Вдруг пошли богатые села, с тесом крытыми домами. Появились рослые и красивые мужики, бабы в цветных сарафанах, сады у домов, церкви с синими и зелеными куполами – довольство, веселье брызнет с них, как дождь в жаркую пору. И снова пустыри, дремучие леса, пески, поросшие пыльным вереском, курные, темные избы, ржавые болота, тощая кляча с трудом волочит тяжелую соху по кочковатой неплодородной почве. Россия показала Алеше свое лицо, и как переменчиво было оно! То, старое и голодное, кривилось оно в злобную гримасу, то улыбалось широко и радушно.

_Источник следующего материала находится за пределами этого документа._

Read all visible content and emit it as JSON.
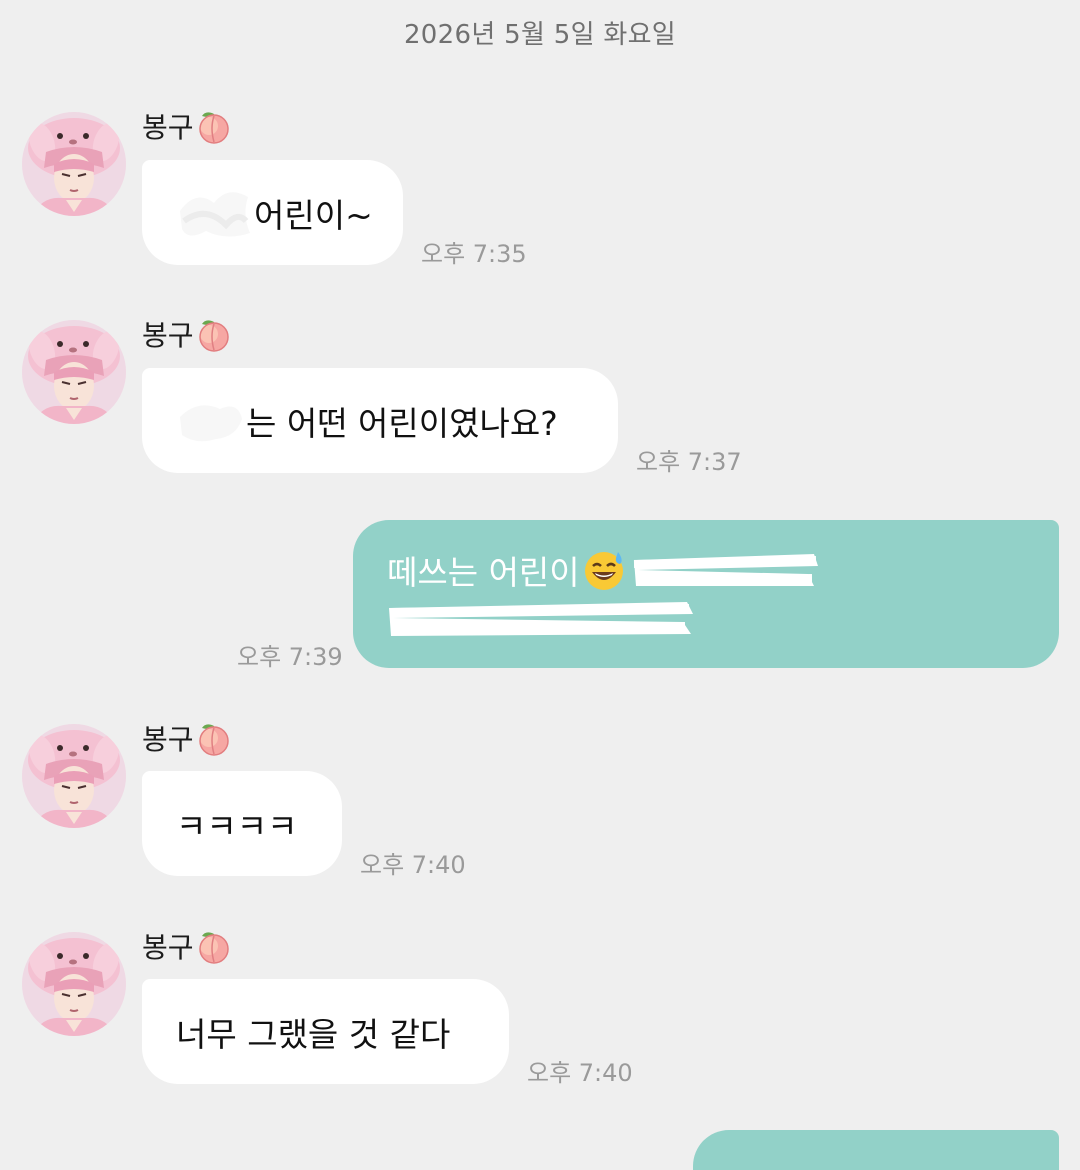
{
  "chat": {
    "date": "2026년 5월 5일 화요일",
    "sender_name": "봉구",
    "messages": [
      {
        "direction": "in",
        "text": "어린이~",
        "time": "오후 7:35",
        "has_redaction": true
      },
      {
        "direction": "in",
        "text": "는 어떤 어린이였나요?",
        "time": "오후 7:37",
        "has_redaction": true
      },
      {
        "direction": "out",
        "text": "떼쓰는 어린이",
        "emoji": "sweat-smile-emoji",
        "time": "오후 7:39",
        "has_redaction": true
      },
      {
        "direction": "in",
        "text": "ㅋㅋㅋㅋ",
        "time": "오후 7:40"
      },
      {
        "direction": "in",
        "text": "너무 그랬을 것 같다",
        "time": "오후 7:40"
      }
    ]
  },
  "theme": {
    "background": "#efefef",
    "incoming_bubble": "#ffffff",
    "outgoing_bubble": "#92d1c8",
    "timestamp": "#9a9a9a"
  },
  "icons": {
    "sender_badge": "peach-icon",
    "avatar": "avatar-pink-bunny-hood"
  }
}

Чаще стали попадаться богатые села, красивые поместья, зеленые сады, веселый и развязный народ.
Москва была не за горами.
Весенний надвигался вечер. Солнце опускалось к недалекому темному лесу. От лошадей бежали смешные тени. Ноги у них были длинные и тонкие, они меряли землю, как циркулем мерял план на стройке тот немец, которого видал Алеша. После теплого дня быстро свежело, и затаившие в дневной жар свои ароматы цветы благоухали кругом. С крутого зеленого холма дорога спускалась в широкую луговину и шла через редкую прозрачную березовую рощу. Через низкую траву просвечивал зеленый мох, и в нем нежными изумрудно-зелеными кустиками поднимались ландыши. Белые струйки воздушных резных колокольчиков робко поднимались из длинных острых листов. Их чистый аромат сливался с запахом березовой почки и был так обаятелен, что пан Вишневский глубоко потянул носом, тронул ямщика за плечо и сказал:
– А ну-ка, братец, шажком. Уж больно дивно хорошо.
Колеса шуршали по песку. В роще наперебой, прощаясь с солнцем, пели зяблики и малиновки, и неподалеку соловей, пробуя голос, пускал первые робкие прерывистые трели.
Съехали с холма. Поехали по широкой дороге, в четыре ряда обсаженной березами с нежной прозрачной зеленью. За ними на холме показались высокие терема в густых садах. Окна пламенели на солнце. Золотые купола церкви блистали, под ними чинными рядами стояли избы большого богатого села, от него черными линейками огороды спускались к дороге и лугу. За дорогой был пруд в зацветающей черемухе, в тонких и нежных рябинах, в синеватой дымке плакучих ив. Пруд розовел, отражая закатное небо. Меж берез высокие столбы качелей стояли. Раскачивались на тонких прутах широкие доски, накрытые цветными коврами. Подле в затейливом хороводе сходились и расходились пестро одетые парни и девушки. К небу взлетали с мерным скрипом качели. У девушек, стоявших на краю досок, ветром вздымало юбки сарафанов, обнажая ноги. В лад взмахам качелей раздавалось хоровое пение. Пели нечто веселое, и Алеше, воспитанному на строгом церковном, «знаменном» распеве и на задумчиво-грустных малороссийских песнях-думах, казалось, что пели что-то срамное.